I saw Uther’s van drive deep into the Saxon horde just as Marc Antony had attacked Octavian on Cleopatra’s field.  I saw the Saxon king order his wings to close around Uther, cutting him off from the main body of the British army just as Octavian had cut off Marc Antony.

I saw Uther fall, his armor hacked through a dozen times, and the war band, howling its battle cries, fight to the last man and die with their chief in the old blood oath.  Alexandrian strategy always ends that way, if you’re not Alexander.

I saw Druids and British captains rally the remnants of their army and charge again and again at the Saxons to recover the king’s body.

I saw the Saxons set up their cannibal pots in the middle of the battle and begin their human stews.

Queen Igerne was beside me, her shield stabbed with Saxon arrows.  More arrows hissed past us.  I unslung the checkered shield that had hung over my back and held it up to deflect arrows from us both.  The hundred and forty-four faces screamed for mercy and terror.

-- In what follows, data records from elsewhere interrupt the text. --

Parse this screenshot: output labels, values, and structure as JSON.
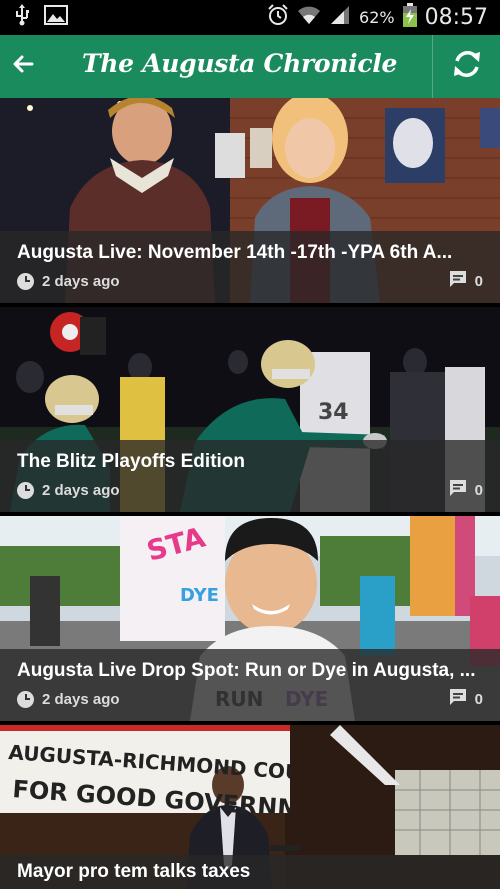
{
  "status_bar": {
    "left_icons": [
      "usb-icon",
      "image-icon"
    ],
    "right_icons": [
      "alarm-icon",
      "wifi-icon",
      "signal-icon",
      "battery-icon"
    ],
    "battery": "62%",
    "time": "08:57"
  },
  "app_bar": {
    "title": "The Augusta Chronicle",
    "back_icon": "arrow-back-icon",
    "refresh_icon": "refresh-icon",
    "color": "#1a8b5c"
  },
  "articles": [
    {
      "headline": "Augusta Live: November 14th -17th -YPA 6th A...",
      "time": "2 days ago",
      "comments": "0"
    },
    {
      "headline": "The Blitz Playoffs Edition",
      "time": "2 days ago",
      "comments": "0"
    },
    {
      "headline": "Augusta Live Drop Spot: Run or Dye in Augusta, ...",
      "time": "2 days ago",
      "comments": "0"
    },
    {
      "headline": "Mayor pro tem talks taxes"
    }
  ],
  "image_text": {
    "sign_line1": "AUGUSTA-RICHMOND COUNTY",
    "sign_line2": "FOR GOOD GOVERNMENT"
  }
}
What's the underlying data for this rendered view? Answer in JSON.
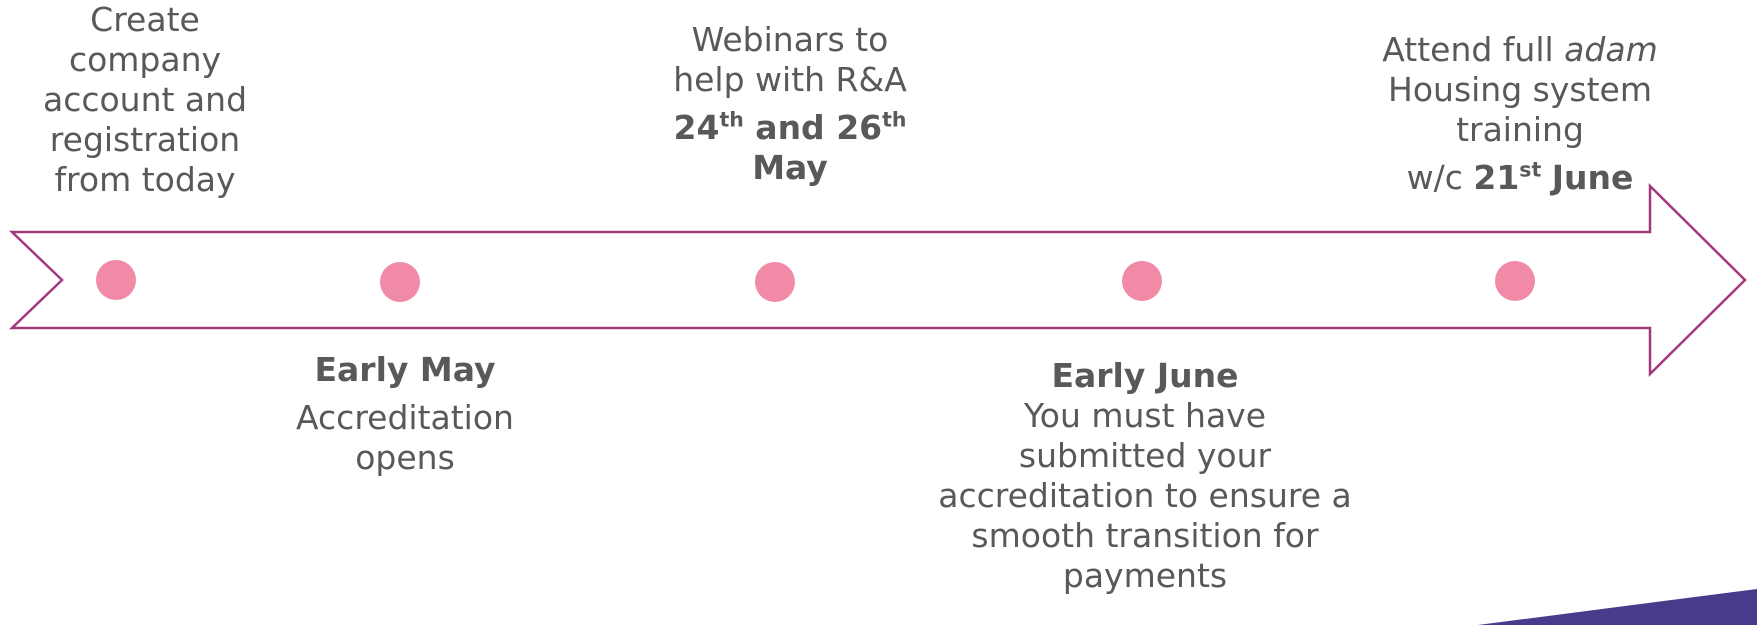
{
  "milestones": [
    {
      "id": "create-account",
      "lines": [
        "Create",
        "company",
        "account and",
        "registration",
        "from today"
      ]
    },
    {
      "id": "webinars",
      "lines": [
        "Webinars to",
        "help with R&A"
      ],
      "date": {
        "first_num": "24",
        "first_suffix": "th",
        "joiner": "and",
        "second_num": "26",
        "second_suffix": "th",
        "month": "May"
      }
    },
    {
      "id": "system-training",
      "line1_prefix": "Attend full ",
      "line1_italic": "adam",
      "lines": [
        "Housing system",
        "training"
      ],
      "date": {
        "prefix": "w/c",
        "num": "21",
        "suffix": "st",
        "month": "June"
      }
    },
    {
      "id": "accreditation-opens",
      "heading": "Early May",
      "lines": [
        "Accreditation",
        "opens"
      ]
    },
    {
      "id": "submit-accreditation",
      "heading": "Early June",
      "lines": [
        "You must have",
        "submitted your",
        "accreditation to ensure a",
        "smooth transition for",
        "payments"
      ]
    }
  ],
  "colors": {
    "arrow_stroke": "#a4387f",
    "dot_fill": "#f08aa6",
    "text": "#595959",
    "accent_shape": "#4a3a8c"
  },
  "chart_data": {
    "type": "timeline",
    "points": [
      {
        "order": 1,
        "text": "Create company account and registration from today"
      },
      {
        "order": 2,
        "text": "Early May Accreditation opens"
      },
      {
        "order": 3,
        "text": "Webinars to help with R&A 24th and 26th May"
      },
      {
        "order": 4,
        "text": "Early June You must have submitted your accreditation to ensure a smooth transition for payments"
      },
      {
        "order": 5,
        "text": "Attend full adam Housing system training w/c 21st June"
      }
    ]
  }
}
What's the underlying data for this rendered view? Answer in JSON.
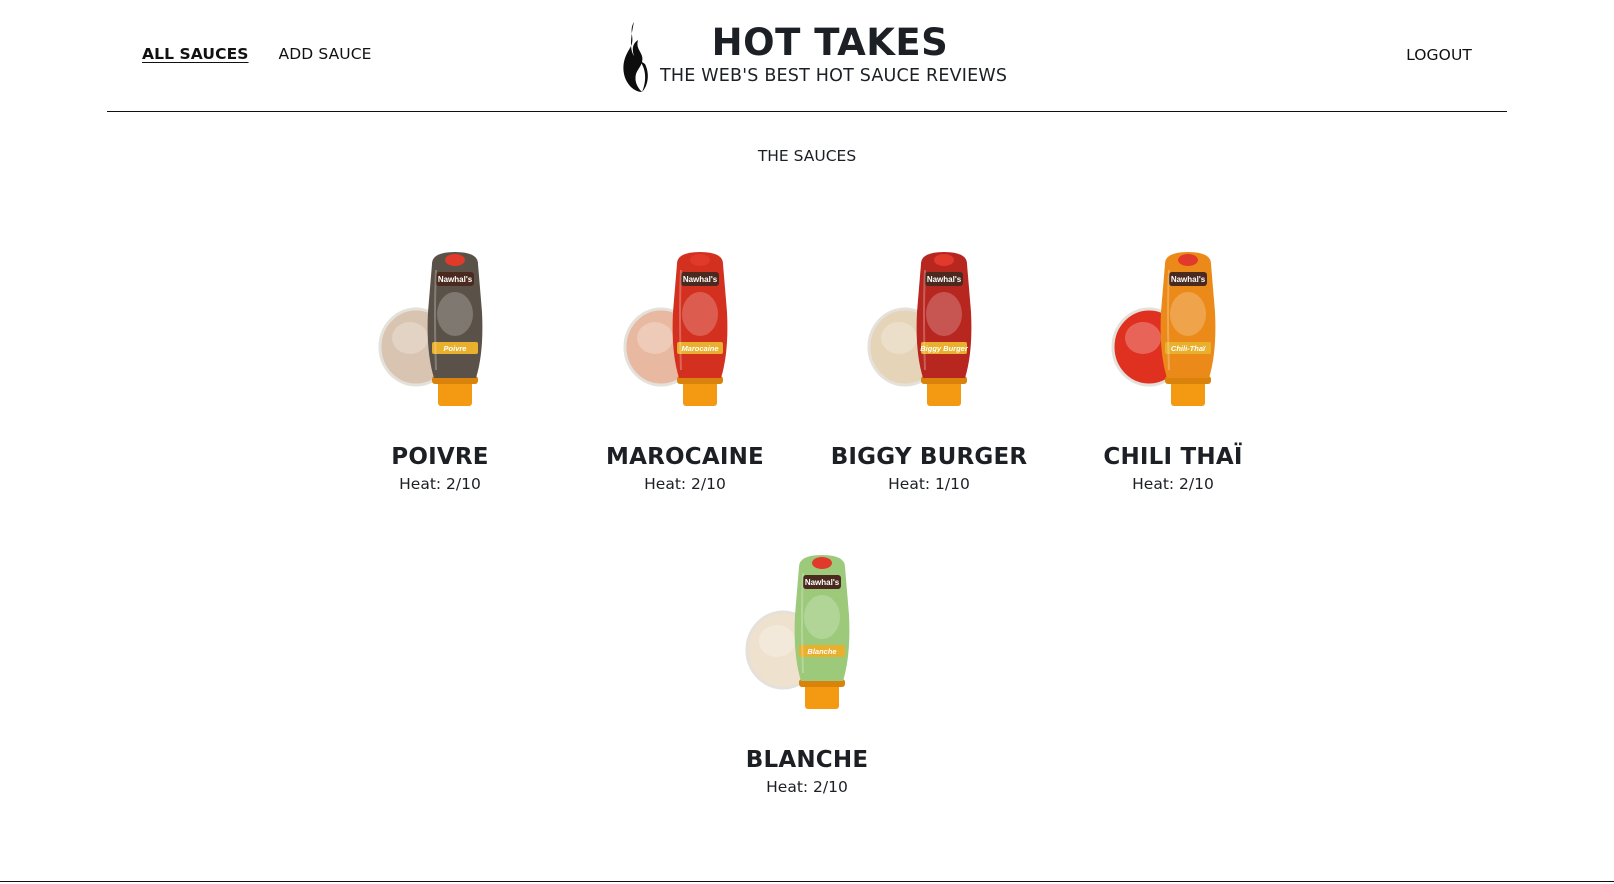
{
  "header": {
    "nav": {
      "all_sauces": "ALL SAUCES",
      "add_sauce": "ADD SAUCE",
      "logout": "LOGOUT"
    },
    "brand": {
      "title": "HOT TAKES",
      "subtitle": "THE WEB'S BEST HOT SAUCE REVIEWS"
    }
  },
  "main": {
    "section_title": "THE SAUCES",
    "sauces": [
      {
        "name": "POIVRE",
        "heat": "Heat: 2/10",
        "label": "Poivre",
        "bottle_color": "#5a5248",
        "sauce_color": "#d8c4b0",
        "image_icon": "sauce-bottle-image"
      },
      {
        "name": "MAROCAINE",
        "heat": "Heat: 2/10",
        "label": "Marocaine",
        "bottle_color": "#d3301f",
        "sauce_color": "#e8b8a0",
        "image_icon": "sauce-bottle-image"
      },
      {
        "name": "BIGGY BURGER",
        "heat": "Heat: 1/10",
        "label": "Biggy Burger",
        "bottle_color": "#b82620",
        "sauce_color": "#e6d4b8",
        "image_icon": "sauce-bottle-image"
      },
      {
        "name": "CHILI THAÏ",
        "heat": "Heat: 2/10",
        "label": "Chili-Thaï",
        "bottle_color": "#eb8a18",
        "sauce_color": "#e03020",
        "image_icon": "sauce-bottle-image"
      },
      {
        "name": "BLANCHE",
        "heat": "Heat: 2/10",
        "label": "Blanche",
        "bottle_color": "#9cc97a",
        "sauce_color": "#eee2cf",
        "image_icon": "sauce-bottle-image"
      }
    ],
    "bottle_brand": "Nawhal's"
  },
  "colors": {
    "text": "#1c1f24",
    "rule": "#111111",
    "cap": "#f39a12"
  }
}
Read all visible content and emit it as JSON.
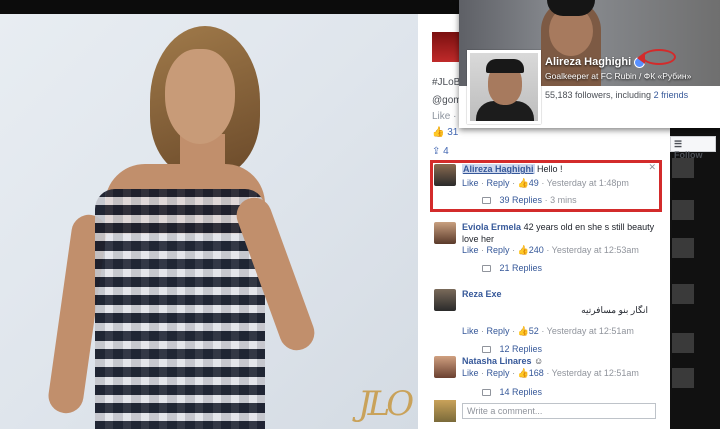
{
  "hovercard": {
    "name": "Alireza Haghighi",
    "subtitle": "Goalkeeper at FC Rubin / ФК «Рубин»",
    "followers_text": "55,183 followers, including",
    "friends_link": "2 friends"
  },
  "follow_button": "Follow",
  "post": {
    "caption_tag": "#JLoB",
    "caption_handle": "@gomi",
    "like_label": "Like",
    "like_suffix": "· C",
    "like_count": "31",
    "share_count": "4"
  },
  "comments": [
    {
      "name": "Alireza Haghighi",
      "text": "Hello !",
      "like": "Like",
      "reply": "Reply",
      "likes": "49",
      "time": "Yesterday at 1:48pm",
      "replies": "39 Replies",
      "replies_time": "3 mins"
    },
    {
      "name": "Eviola Ermela",
      "text": "42 years old en she s still beauty love her",
      "like": "Like",
      "reply": "Reply",
      "likes": "240",
      "time": "Yesterday at 12:53am",
      "replies": "21 Replies"
    },
    {
      "name": "Reza Exe",
      "text": "انگار بنو مسافرتیه",
      "like": "Like",
      "reply": "Reply",
      "likes": "52",
      "time": "Yesterday at 12:51am",
      "replies": "12 Replies"
    },
    {
      "name": "Natasha Linares",
      "text": "",
      "like": "Like",
      "reply": "Reply",
      "likes": "168",
      "time": "Yesterday at 12:51am",
      "replies": "14 Replies"
    }
  ],
  "write_comment_placeholder": "Write a comment...",
  "photo_logo": "JLO"
}
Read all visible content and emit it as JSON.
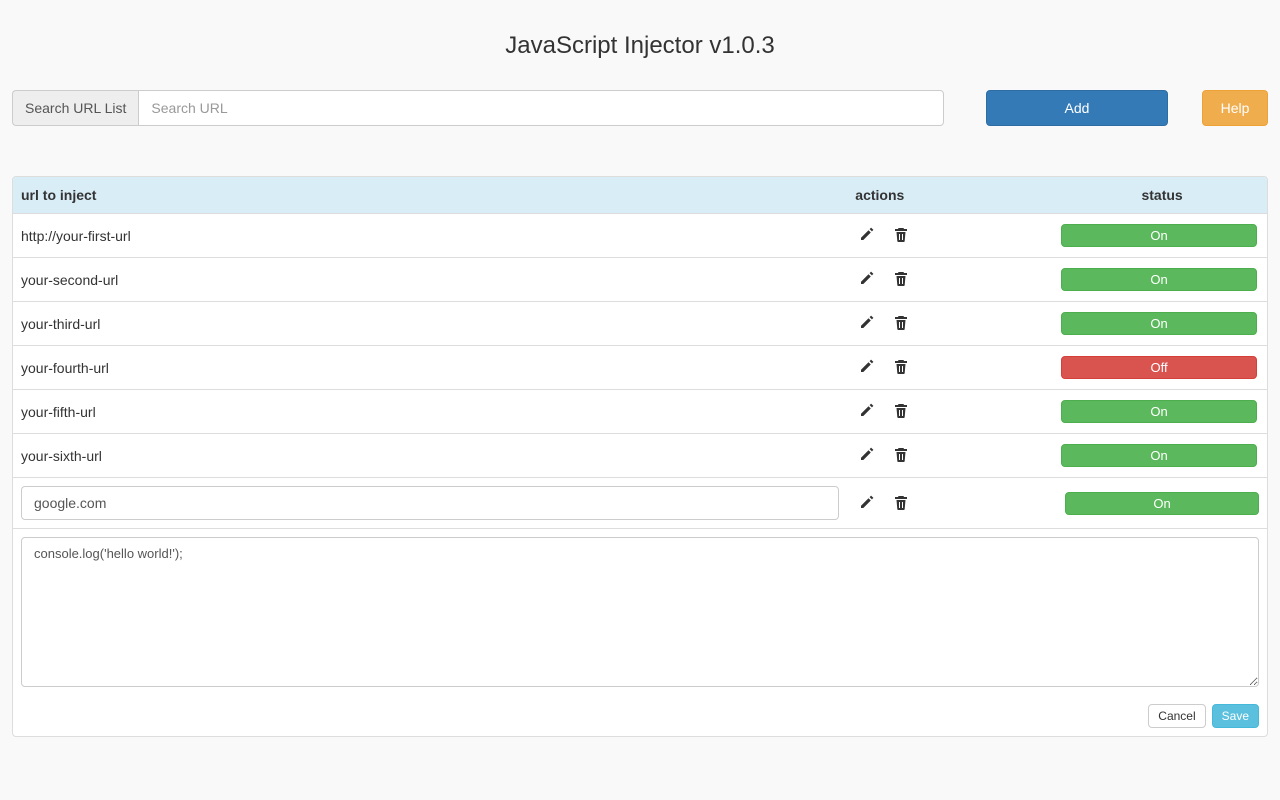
{
  "title": "JavaScript Injector v1.0.3",
  "search": {
    "addon_label": "Search URL List",
    "placeholder": "Search URL"
  },
  "buttons": {
    "add": "Add",
    "help": "Help",
    "cancel": "Cancel",
    "save": "Save"
  },
  "table": {
    "headers": {
      "url": "url to inject",
      "actions": "actions",
      "status": "status"
    },
    "rows": [
      {
        "url": "http://your-first-url",
        "status": "On",
        "on": true
      },
      {
        "url": "your-second-url",
        "status": "On",
        "on": true
      },
      {
        "url": "your-third-url",
        "status": "On",
        "on": true
      },
      {
        "url": "your-fourth-url",
        "status": "Off",
        "on": false
      },
      {
        "url": "your-fifth-url",
        "status": "On",
        "on": true
      },
      {
        "url": "your-sixth-url",
        "status": "On",
        "on": true
      }
    ],
    "edit_row": {
      "url_value": "google.com",
      "status": "On",
      "on": true,
      "code_value": "console.log('hello world!');"
    }
  }
}
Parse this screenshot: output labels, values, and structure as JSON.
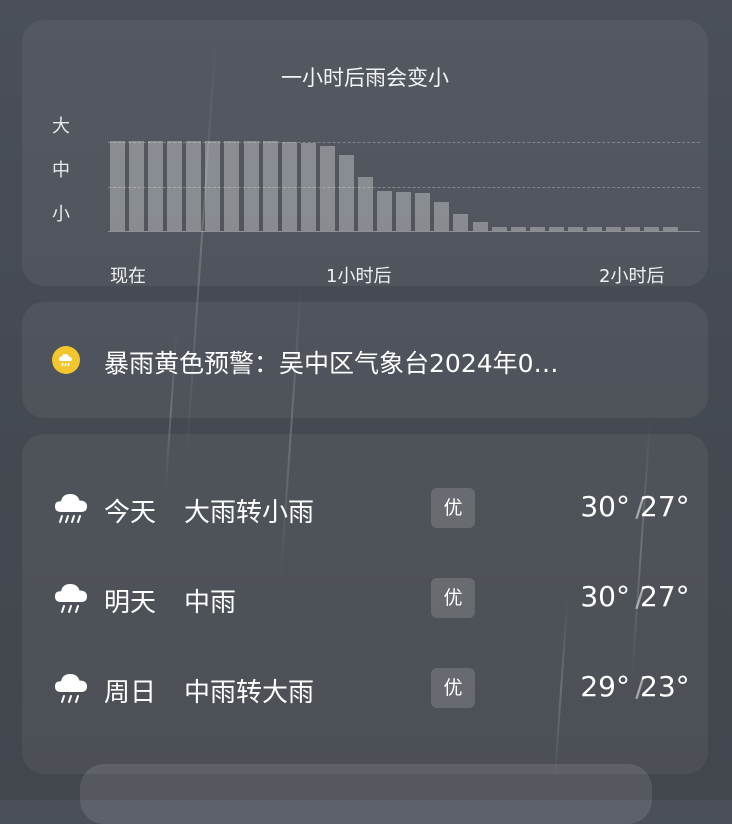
{
  "colors": {
    "background": "#474c54",
    "alert_icon": "#f3c62f",
    "bar": "rgba(255,255,255,0.32)"
  },
  "rain_card": {
    "title": "一小时后雨会变小",
    "levels": {
      "high": "大",
      "mid": "中",
      "low": "小"
    },
    "x_labels": {
      "now": "现在",
      "one_hour": "1小时后",
      "two_hours": "2小时后"
    }
  },
  "chart_data": {
    "type": "bar",
    "title": "一小时后雨会变小",
    "y_scale": [
      "小",
      "中",
      "大"
    ],
    "ylim": [
      0,
      3
    ],
    "x_tick_labels": [
      "现在",
      "1小时后",
      "2小时后"
    ],
    "values": [
      2.0,
      2.0,
      2.0,
      2.0,
      2.0,
      2.0,
      2.0,
      2.0,
      2.0,
      1.98,
      1.95,
      1.9,
      1.7,
      1.2,
      0.88,
      0.86,
      0.84,
      0.65,
      0.38,
      0.2,
      0.1,
      0.1,
      0.1,
      0.1,
      0.1,
      0.1,
      0.1,
      0.1,
      0.1,
      0.1
    ],
    "grid": true
  },
  "alert": {
    "icon": "storm-warning-icon",
    "text": "暴雨黄色预警：吴中区气象台2024年0…"
  },
  "forecast": [
    {
      "day": "今天",
      "condition": "大雨转小雨",
      "aqi": "优",
      "high": "30°",
      "low": "27°",
      "icon": "heavy-rain-cloud-icon"
    },
    {
      "day": "明天",
      "condition": "中雨",
      "aqi": "优",
      "high": "30°",
      "low": "27°",
      "icon": "rain-cloud-icon"
    },
    {
      "day": "周日",
      "condition": "中雨转大雨",
      "aqi": "优",
      "high": "29°",
      "low": "23°",
      "icon": "rain-cloud-icon"
    }
  ],
  "separator": "/"
}
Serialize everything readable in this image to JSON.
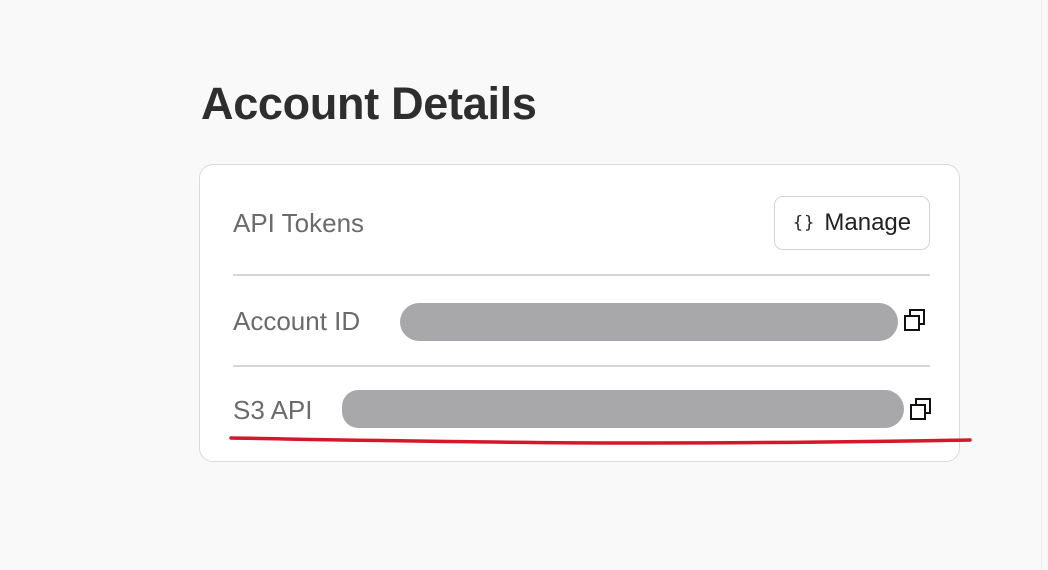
{
  "page": {
    "title": "Account Details"
  },
  "card": {
    "api_tokens": {
      "label": "API Tokens",
      "button": {
        "icon": "braces-icon",
        "icon_glyph": "{}",
        "label": "Manage"
      }
    },
    "account_id": {
      "label": "Account ID",
      "value_state": "redacted",
      "copy_icon": "copy-icon"
    },
    "s3_api": {
      "label": "S3 API",
      "value_state": "redacted",
      "copy_icon": "copy-icon"
    }
  },
  "annotation": {
    "underline_color": "#d4172a"
  },
  "colors": {
    "background": "#f9f9f9",
    "card": "#ffffff",
    "redaction": "#a8a8ab",
    "text_label": "#6b6b6b",
    "title": "#2e2e2e"
  }
}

Igerne’s lifeguards came running at the awful sound of my shield and surrounded queen and merlin with their shield wall.

Igerne looked down from Badon Hill at the place where the Saxons made ready to eat her king.

“Most men’s lives are a confusion of self-doubt and indecision.  Not his,” she said of Uther.  “He knew what he wanted from the moment his mother told him his father stood between him and a dukedom.  He was a murderer and a barbarian.  Still, he was a king and a king of the Britons.  There’s no more wonderful thing than that.  But he won’t be the last Pendragon.  I won’t have the country given over to Pagans.”

Igerne slapped her sword on my shield and the faces screamed again.  “Merlin,” she cried, “you’re my creature now.  I take you from the hands of the dead king.  Do you fight with me?”

“I fight as I always fight – for the king hereafter.”

“For Gurthrygen!” Igerne shouted.

Her lifeguards took up the war cry, screaming, “For Gurthrygen!”

Igerne and her Cornishmen ran down off the hill and into the Saxon horde and I with them, all of us battering and slamming Saxon armor, smashing enemy swords and spears, me swinging Pagan Eater in great slaughtering arcs, Saxon spears shattering on my stone armor, scramasaxes breaking on my stone helmet, arrows piercing the faces of my screaming shield but not piercing me.